Molecular evolution is being revolutionized by high-throughput sequencing allowing an increased amount of genome-wide data available for multiple species. While base composition summarized by GC-content is one of the first metrics measured in genomes, its genomic distribution is a frequently neglected feature in downstream analyses based on DNA sequence comparisons. Here, we show how base composition heterogeneity among loci and taxa can bias common molecular evolution analyses such as phylogenetic tree reconstruction, detection of natural selection and estimation of codon usage. We then discuss the biological, technical and methodological causes of these GC-associated biases and suggest approaches to overcome them.
GC-content is shaped by a complex balance among mutation, selection, recombination, and genetic drift (Bulmer, 1991; Eyre-Walker and Hurst, 2001; Duret et al., 2002). As a consequence of variation in this subtle balance, it has been observed that GC-content varies considerably at two levels: (i) among genomes from different species and (ii) along chromosomes of a single species (Bernardi et al., 1985). Among species, the average genomic GC-content ranges from 13 to 75% (Pagani et al., 2011). Within the same genome, large chromosomal regions can also greatly differ in their nucleotide composition as first described in humans (Bernardi et al., 1985). For instance, GC-content is distributed across the human genome over successive long stretches of >100 kb that can be either GC-rich (with a GC-content ∼60%) or GC-poor (with a GC-content ∼35%; International Human Genome Sequencing Consortium, 2001).

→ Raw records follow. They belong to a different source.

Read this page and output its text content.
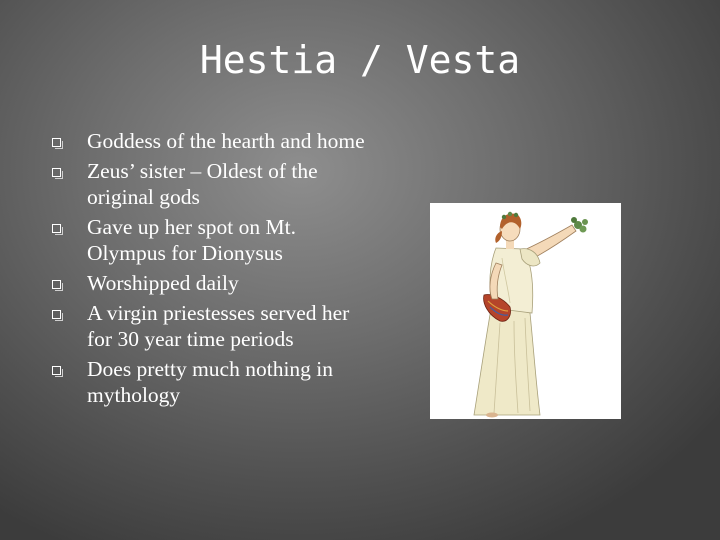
Hestia / Vesta
Goddess of the hearth and home
Zeus’ sister – Oldest of the original gods
Gave up her spot on Mt. Olympus for Dionysus
Worshipped daily
A virgin priestesses served her for 30 year time periods
Does pretty much nothing in mythology
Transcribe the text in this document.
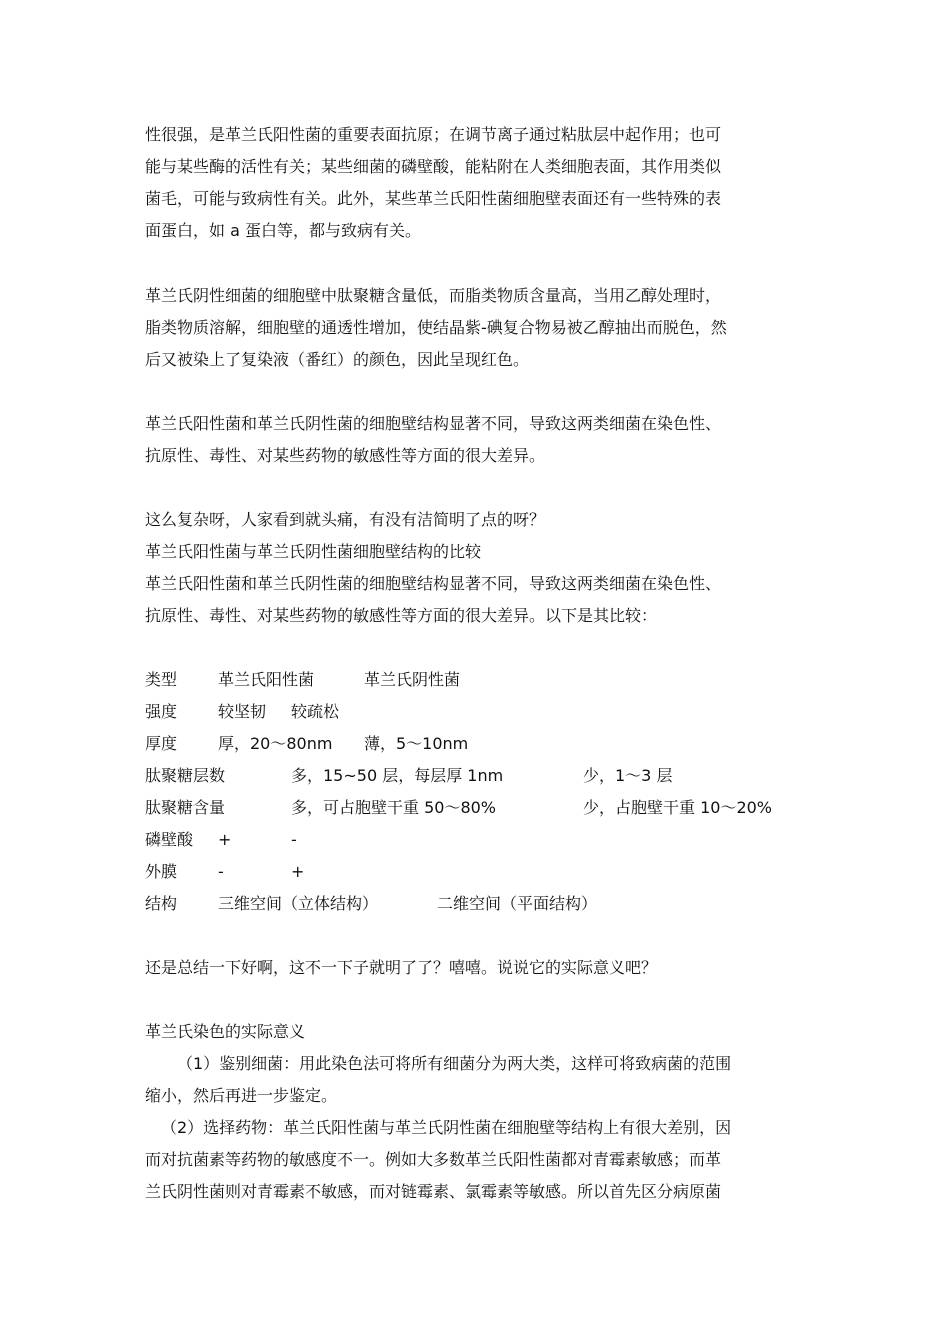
性很强，是革兰氏阳性菌的重要表面抗原；在调节离子通过粘肽层中起作用；也可
能与某些酶的活性有关；某些细菌的磷壁酸，能粘附在人类细胞表面，其作用类似
菌毛，可能与致病性有关。此外，某些革兰氏阳性菌细胞壁表面还有一些特殊的表
面蛋白，如 a 蛋白等，都与致病有关。
革兰氏阴性细菌的细胞壁中肽聚糖含量低，而脂类物质含量高，当用乙醇处理时，
脂类物质溶解，细胞壁的通透性增加，使结晶紫-碘复合物易被乙醇抽出而脱色，然
后又被染上了复染液（番红）的颜色，因此呈现红色。
革兰氏阳性菌和革兰氏阴性菌的细胞壁结构显著不同，导致这两类细菌在染色性、
抗原性、毒性、对某些药物的敏感性等方面的很大差异。
这么复杂呀，人家看到就头痛，有没有洁简明了点的呀？
革兰氏阳性菌与革兰氏阴性菌细胞壁结构的比较
革兰氏阳性菌和革兰氏阴性菌的细胞壁结构显著不同，导致这两类细菌在染色性、
抗原性、毒性、对某些药物的敏感性等方面的很大差异。以下是其比较：
类型	革兰氏阳性菌	革兰氏阴性菌
强度	较坚韧 较疏松
厚度	厚，20～80nm 薄，5～10nm
肽聚糖层数	多，15~50 层，每层厚 1nm	少，1～3 层
肽聚糖含量	多，可占胞壁干重 50～80%	少，占胞壁干重 10～20%
磷壁酸 +	-
外膜	-	+
结构	三维空间（立体结构）	二维空间（平面结构）
还是总结一下好啊，这不一下子就明了了？嘻嘻。说说它的实际意义吧？
革兰氏染色的实际意义
（1）鉴别细菌：用此染色法可将所有细菌分为两大类，这样可将致病菌的范围
缩小，然后再进一步鉴定。
（2）选择药物：革兰氏阳性菌与革兰氏阴性菌在细胞壁等结构上有很大差别，因
而对抗菌素等药物的敏感度不一。例如大多数革兰氏阳性菌都对青霉素敏感；而革
兰氏阴性菌则对青霉素不敏感，而对链霉素、氯霉素等敏感。所以首先区分病原菌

After several years of debate among neutral or selective hypotheses [reviewed in Duret and Galtier (2009)], it is now widely accepted that one of the major drivers of base composition heterogeneity is GC-biased gene conversion (gBGC), a repair bias that favors GC over AT alleles during meiotic recombination (Eyre-Walker, 1993; Galtier et al., 2001; Montoya-Burgos et al., 2003; Duret and Arndt, 2008; Kent et al., 2012; Arbeithuber et al., 2015; Mugal et al., 2015). As a result of this link between GC and recombination, local GC-content increases faster in genomic hotspots of recombination (Spencer, 2006) while genome-wide GC-content increases faster in species with higher recombination rates per time unit (Romiguier et al., 2010, 2013b; Figuet et al., 2014; Weber et al., 2014). By conferring a higher transmission probability of GC alleles over AT in heterozygotes, gBGC mimics natural selection but is frequently overlooked in molecular evolution studies. Here, we revisit how much intra-genomic and inter-specific variations in base composition have a strong power to bias popular analyses in molecular evolution such as phylogenetic tree reconstruction, detection of natural selection and estimation of codon usage bias (Figure 1).
FIGURE 1. Methodological biases associated to recombination, GC-biased gene conversion (BGC) and GC-content heterogeneity.
Phylogenetic Tree Reconstruction
Reconstructions of phylogenetic trees from molecular datasets are central in evolutionary biology. While initially limited to a handful of loci with limited power to resolve difficult phylogenetic relationships, phylogenetic tree reconstruction is no longer restricted by the number of genetic markers. However, some phylogenetic relationships of the Tree of Life remain unresolved (Philippe et al., 2011). This difficulty stems from the mosaic nature of genomes gathering alternative and conflicting gene trees (Degnan and Rosenberg, 2009), where some but not all loci support the true species genealogy. Determining which loci are reliable phylogenetic markers is thus one of the biggest challenges in phylogenomics. While mixed historical signals along genomes are likely to have different natures, we will here focus to issues related to base composition.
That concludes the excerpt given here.